From _A History of York County,_ 1907

C.A. Morris, druggist, founded 1823. Merged into Wm. Smith & Co. some time in the 1850s (possibly 1857).


----------



## Bottledigger52 (Mar 5, 2019)

RelicRaker thanks for some info that is great appreciate it.


----------



## GLASSHOPPER55 (Mar 9, 2019)

Bottledigger, that is in really clean condition. Nice!


----------



## blobbottlebob (Mar 10, 2019)

Pretty bottle. Congrats!


----------



## Screwtop (Mar 10, 2019)

That is a darn nice bottle! I would put it in the 1850-1860 category.


----------



## hemihampton (Mar 10, 2019)

Looks like it dates around 1890's to me? LEON.


----------



## sandchip (Mar 11, 2019)

Looks early smooth base to me.  I'd have to agree with Screwtop on this one, 1857-1865 or thereabouts.  A good, clear close-up of the top would be nice.


----------



## Bottledigger52 (Mar 11, 2019)

Thanks everyone appreciate the help I will get a clear photo of the top when I am  home tonight Sandchip


----------



## Bottledigger52 (Mar 11, 2019)

Here you go .


----------



## hemihampton (Mar 11, 2019)

Wouldn't 1857-65 put it in the Pontil time frame?LEON.


----------



## Bottledigger52 (Mar 11, 2019)

Those crude sharp snap case molds like this one were around in 1850 on from what I was told not sure if that is true but what I was told at a bottle show before this one is very crude.


----------



## David Fertig (Mar 22, 2019)

I believe these come in OP also.  And I do not believe them to be rare.  In smooth base, I am going to guess in the $20 range since it is so clean.  York Co. has a couple hard core guys that will spend $$$ if they don't have it or to keep someone else from getting it (not sure which!) and I have seen small clear meds from there bring a few hundred $.


----------



## sandchip (Mar 22, 2019)

hemihampton said:


> Wouldn't 1857-65 put it in the Pontil time frame?LEON.



1857 is generally accepted as the time that the use of pontil rods in utilitarian bottle production started fading out, while some just round it off to 1860.  There's no hard and fast instant of change from pontils to snaps, because some gaffers were gonna continue to use the pontil come hell or high water, much like folks who still prefer using flip phones even though smart phones have been out for years.  I was still lettering signs with a brush 10 years following the advent of computer cut vinyl.  There always has been and always will be resistance to change in technology held by old goats like myself. 

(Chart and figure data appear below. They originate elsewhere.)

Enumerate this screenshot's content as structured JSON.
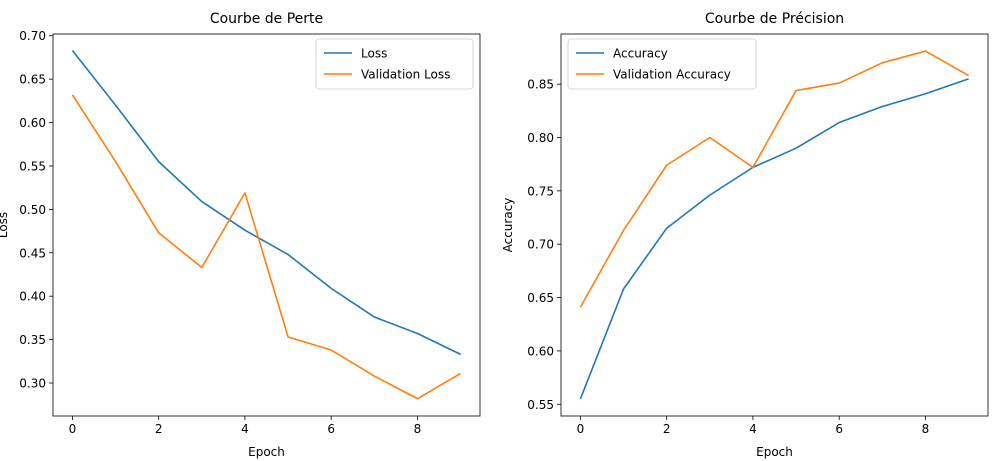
{
  "chart_data": [
    {
      "type": "line",
      "title": "Courbe de Perte",
      "xlabel": "Epoch",
      "ylabel": "Loss",
      "xlim": [
        -0.45,
        9.45
      ],
      "ylim": [
        0.262,
        0.702
      ],
      "xticks": [
        0,
        2,
        4,
        6,
        8
      ],
      "yticks": [
        0.3,
        0.35,
        0.4,
        0.45,
        0.5,
        0.55,
        0.6,
        0.65,
        0.7
      ],
      "grid": false,
      "legend": "top-right",
      "x": [
        0,
        1,
        2,
        3,
        4,
        5,
        6,
        7,
        8,
        9
      ],
      "series": [
        {
          "name": "Loss",
          "color": "#1f77b4",
          "values": [
            0.683,
            0.62,
            0.555,
            0.509,
            0.476,
            0.448,
            0.409,
            0.376,
            0.357,
            0.333
          ]
        },
        {
          "name": "Validation Loss",
          "color": "#ff7f0e",
          "values": [
            0.632,
            0.555,
            0.473,
            0.433,
            0.519,
            0.353,
            0.338,
            0.308,
            0.282,
            0.311
          ]
        }
      ]
    },
    {
      "type": "line",
      "title": "Courbe de Précision",
      "xlabel": "Epoch",
      "ylabel": "Accuracy",
      "xlim": [
        -0.45,
        9.45
      ],
      "ylim": [
        0.539,
        0.897
      ],
      "xticks": [
        0,
        2,
        4,
        6,
        8
      ],
      "yticks": [
        0.55,
        0.6,
        0.65,
        0.7,
        0.75,
        0.8,
        0.85
      ],
      "grid": false,
      "legend": "top-left",
      "x": [
        0,
        1,
        2,
        3,
        4,
        5,
        6,
        7,
        8,
        9
      ],
      "series": [
        {
          "name": "Accuracy",
          "color": "#1f77b4",
          "values": [
            0.555,
            0.658,
            0.715,
            0.746,
            0.772,
            0.79,
            0.814,
            0.829,
            0.841,
            0.855
          ]
        },
        {
          "name": "Validation Accuracy",
          "color": "#ff7f0e",
          "values": [
            0.641,
            0.713,
            0.774,
            0.8,
            0.772,
            0.844,
            0.851,
            0.87,
            0.881,
            0.858
          ]
        }
      ]
    }
  ]
}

Another thing to consider, although not applicable to the bottle in this thread, is that the very shape of some bottles precluded the use of a snap, so the pontil continued on in use out of necessity.


----------



## GLASSHOPPER55 (Mar 24, 2019)

Yes. I have read somewhere that a few bottlers were still making Hutches into the early 20s because they either couldn't afford to change or just used what equipment they already had. And include me in the group that still uses a flip-phone. Smart phones are TOO smart in my opinion.


----------



## Bottledigger52 (Mar 25, 2019)

Great stuff guys always appreciate the knowledge and things I pick up on here .


----------